A significant and documented problem is the lining. Oy.
The pattern includes a separate front lining to be attached to cut-on front facings. The back piece is the same for both the outer fabric and the lining. But they are designed so that there is ZERO slack or ease in the lining. That is, you are to cut off all the extra vertical length in the back piece and the front lining piece is woefully short. At least one reviewer noted that her back hem was already starting to curl up.
I added inches to the front and back lining pieces to provide the needed slack for a conventional lining. I also added a center back pleat to the back lining piece.
The pattern calls for using outer fabric for the lining for the sleeves. The method for attaching the lining and outer sleeves together generates a lot of bulk, as can be seen in a number of reviews and pictures on line. I ignored those instructions and constructed my lining in a traditional fashion, mirroring the jacket.

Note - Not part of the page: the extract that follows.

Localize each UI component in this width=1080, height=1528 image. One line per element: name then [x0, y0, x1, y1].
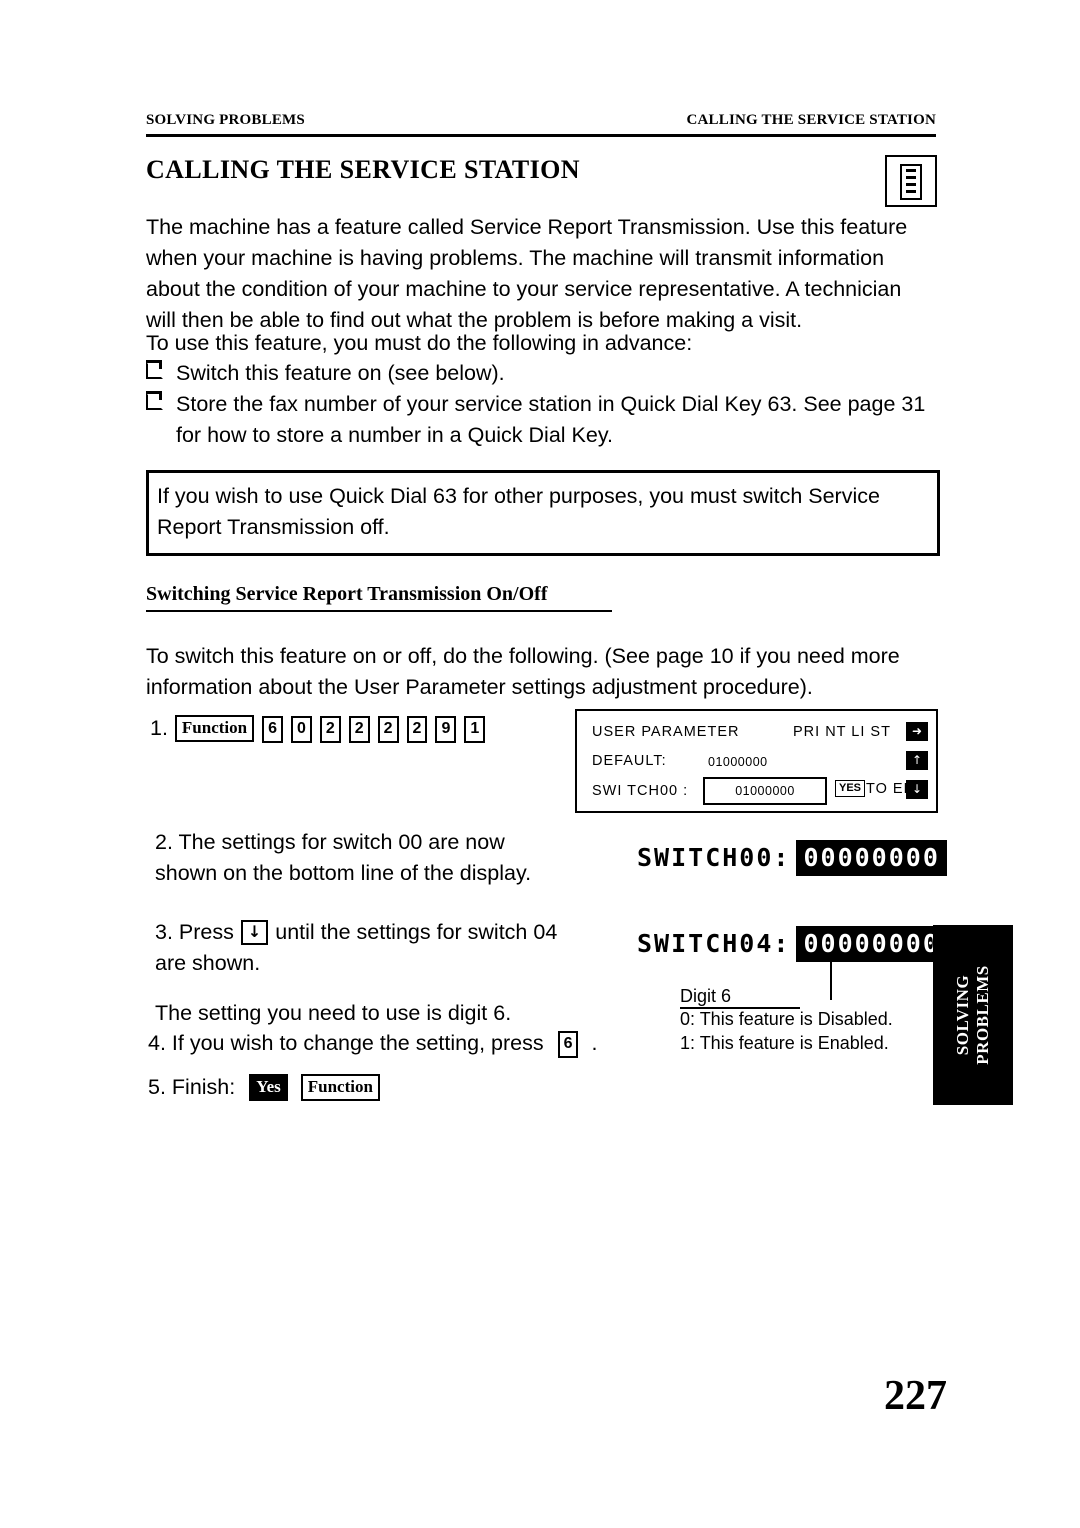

I used many techniques for jacket making learned from Pam Howard. What fun to remember taking a very challenging tailored jacket class from her!
One technique was the slick handling of vertical slack along the lower front hem, as well as bagging the jacket lining, after hand-stitching the hems. I love that technique!
My lining was also from deep stash. I think it was in a mystery bag I purchased from Marcy Tilton during her last Design Outside the Lines workshop in 2013. I was sad to discover that it is polyester. I burn tested it more than once because I really wanted it to be rayon.
It is a polyester satin and so ravels like crazy. But it has wonderful drape and feels silky. And I like the way it looks with this rich brown wool. If it makes me uncomfortable, I'll just take it out and line with rayon or silk. But for now, I'm enjoying the look of the polka dots.